(The views and opinions expressed in this blog are strictly those of the author.)
A few months ago, I was visiting some of our members’ eggs farms--when I discovered a little known chicken fact: chickens are cannibalistic--the first taste of blood and they’ll go after the whole bird. It’s kind of like gladiator, chicken style.
Gruesome, but true.
Last week I was in Charlotte, North Carolina for the AgChat Foundation Conference. Like many conferences, the buzz-words transparency, openess and story-telling kept coming up over and over again. But as we try and get out there and share our stories about agriculture, some of us are doing that at the detriment of others--building up a specific production practice or farm philosophy while tearing another down.
Are we in agriculture like chickens? Are we cannibals too?
The closing speaker at last week’s conference was a woman by the name of Laura Daniels, a dairy farmer in Wisconsin and a personal pal of an “agvogate” getting a lot of virtual attention lately: Dairy Carrie, or as she’s know in real life, Carrie Mess.
Laura gave a moving speech about how and why she farms. She told stories about her kids and anecdotes about farm life. Most interestingly, however, she talked about a trip she took with four other ag professionals to visit Joel Salatin’s farm. Most of us know Joe--he was prominently featured in the documentary “Food Inc.,” has frequently admonished conventional ag practices and has just written a new book, titled: “Gaining Ground.”
Laura admitted she went to visit Joe’s farm hoping to walk away knowing that how she raises her cows is the “right way”--but instead, she told the group, she realized that Joel is “one heck of a farmer.”
There exists a mutual respect between Laura and Joel because they’re both farmers--they’re both raising and growing food to feed our hungry and growing population.
When Michael Pollan’s book “In Defense of Food” came out a few years ago, Laura and other Wisconsin ag folks banded together to attend his speech to the University of Wisconsin, Madison (Go Badgers!).
Hundreds of farmers turned out to the event wearing shirts that said “In Defense of Farming: Eat Food, Be Healthy, Thank a Farmer,” and answered questions from UW Madison students and media following Mr. Pollan’s speech.
I, like Laura, read Mr. Pollan’s book cover to cover--putting post-it notes in the margins and highlighting crucial passages. I quickly discovered during Laura’s speech that she and I were both bothered by Mr. Pollan’s book for one crucial reason: it leaves out so much about farming and makes the differences between production methods seem black and white.
As Laura told the Agchat attendees last week: “I didn’t see myself in that book--I’m a combination of many farming practices.”
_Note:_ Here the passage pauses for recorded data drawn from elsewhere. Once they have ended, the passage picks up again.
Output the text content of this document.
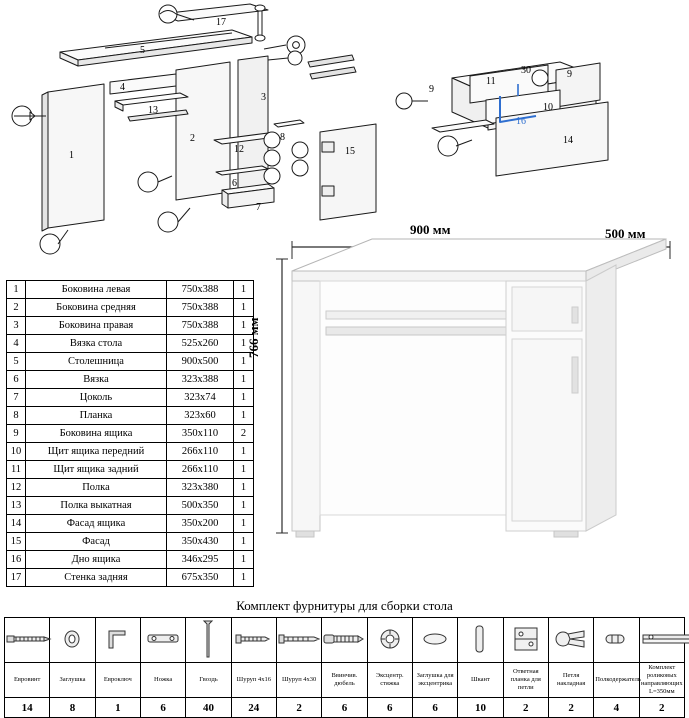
17
5
4
13
1
2
3
12
6
7
8
15
11
9
9
10
14
16
30
1	Боковина левая	750x388	1
2	Боковина средняя	750x388	1
3	Боковина правая	750x388	1
4	Вязка стола	525x260	1
5	Столешница	900x500	1
6	Вязка	323x388	1
7	Цоколь	323x74	1
8	Планка	323x60	1
9	Боковина ящика	350x110	2
10	Щит ящика передний	266x110	1
11	Щит ящика задний	266x110	1
12	Полка	323x380	1
13	Полка выкатная	500x350	1
14	Фасад ящика	350x200	1
15	Фасад	350x430	1
16	Дно ящика	346x295	1
17	Стенка задняя	675x350	1
900 мм	500 мм
766 мм
Комплект фурнитуры для сборки стола

Евровинт	Заглушка	Евроключ	Ножка	Гвоздь	Шуруп 4х16	Шуруп 4х30	Ввинчив. дюбель	Эксцентр. стяжка	Заглушка для эксцентрика	Шкант	Ответная планка для петли	Петля накладная	Полкодержатель	Комплект роликовых направляющих L=350мм
14	8	1	6	40	24	2	6	6	6	10	2	2	4	2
As everyone in the industry knows--there’s more than one way to raise animals; in fact, you might even say there’s fifty shades--or more--of farming.
Everyone is passionate about their given style--if you raise organic, you believe that that’s the right way. Same for natural, free-range, raised without antibiotics, grass-fed and so on and so forth. You might raise your dairy cows in the pasture for nine months of the year and then feed GMO crops the other three months because that’s what’s available.
In my mind, there’s room for everyone--everyone’s different production methodologies allow for good, healthy competition in the market place and preserve consumer choice; I think we can all agree that America’s consumers are blessed with the most diverse options at the grocery store.
The bottom line, however, is that just because you may raise your animals different than your neighbor down the road, doesn’t mean that your neighbor isn’t still “one heck of a farmer.”
None of us like it when retailers like Chipotle do it--so we need to stop doing it ourselves.
You can still think that your method of farming is superior while speaking up in defense of someone else on issues that are vitally important: animal welfare, food safety, and human health. Just because your production practices differ, chances are your core values and passion for farming are incredibly similar.
It’s not enough not to sling mud--we all need to go one step further and stop using fear and misinformation to differentiate ourselves in the marketplace.
Let’s not cannibalize our own industry, after all, enough folks out there are already pecking away at us issue after issue.
Us birds of a feather gotta stick together, am I right?